Diesmal ist die Summe unbändiger Einzelsongs als das große Ganze aber eben runder – und Grenzen bleiben zum Schüren von musikalischen Konflikten samt der lyrischen Artikulation sozialer Missstände da.
(Five Years And) My Family spiegelt insofern postpunkigen Indie, dem die Band Adrenalin injiziert, wechselt die Auslage manisch bis zum schimmernden Solo; The Thangs I Carry wagt ein Ballett wie frühe Daughters, rockt dann allerdings doch fast breitbeinig und ist eine potente Single, wie von der Tarantel gestochen. Überhaupt kommen hinten raus so viele griffige Passagen im Verlauf der Platte: We Wants Revenge zeigt schon wieder eine Hit-Hook, obwohl der gurgelnder Hi-Speed-Bass das Highlight bleibt, und in John J führt die Punkrock-Beschleunigung bis in die Math-Grind-Maschine mit Spoken Word-Tendenzen und  Blood Brothers-Finale. Alle Wendungen führen hier zum Ziel – und Sackgassen sind zum Durchbruch gedacht.
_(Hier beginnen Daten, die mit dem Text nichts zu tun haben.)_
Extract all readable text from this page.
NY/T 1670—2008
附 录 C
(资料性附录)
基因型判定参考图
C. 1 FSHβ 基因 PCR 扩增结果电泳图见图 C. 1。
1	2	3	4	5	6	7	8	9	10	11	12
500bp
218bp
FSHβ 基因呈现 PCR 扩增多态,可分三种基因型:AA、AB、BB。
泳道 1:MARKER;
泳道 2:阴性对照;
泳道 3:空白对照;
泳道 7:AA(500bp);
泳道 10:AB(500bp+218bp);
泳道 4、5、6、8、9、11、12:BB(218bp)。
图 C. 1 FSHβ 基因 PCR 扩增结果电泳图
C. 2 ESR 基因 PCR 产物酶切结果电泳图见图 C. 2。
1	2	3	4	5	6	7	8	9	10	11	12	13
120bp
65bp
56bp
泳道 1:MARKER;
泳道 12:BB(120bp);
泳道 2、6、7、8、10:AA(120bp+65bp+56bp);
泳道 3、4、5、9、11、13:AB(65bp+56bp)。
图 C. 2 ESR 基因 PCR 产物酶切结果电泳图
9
Nur in GODBLESSYALLREALGOOD wollen all die tolle Einzelideen nicht auf den Punkt finden, mäandern Geschwindigkeit und Hip Hop als Sammelsurium, wo die Band ansonsten all ihre Ambitionen gefühlt in einem klaren Rahmen artikulieren kann. Gerade Spiritual Level of Gang Shit, das erst relaxt mit dem Crossover-Flair der 90s anbandelt, kommt entlang seiner Schübe bewusst lange als Verweigerungshaltung nicht in Gang, bis die Handbremse als Klimax gelöst wird und Soul Glo mit Bläsern ein jubilierend eine finalen Ausbruchs-Party zelebrieren: derartige Höhepunkte sitzen mittlerweile, obgleich Soul Glo sich genau genommen immer wieder aufgekratzt an Versatzstücken aus der Vergangenheit bedienen. Doch bekanntlich macht die Menge das Gift, und trotzdem -oder gerade deswegen – ist die hippe ADHS-Frischzellenkur Diaspora Problems eher ein großer Schritt für die Entwicklung (und Außenwirkung) der Band, als eine Evolution für den Hardcore an sich. Aber das ist absolut okay – man muss die Bedeutung dieser zwölf Songs nämlich gar nicht überhöhen, um eines der unterhaltsamsten Alben des Jahres zu bekommen.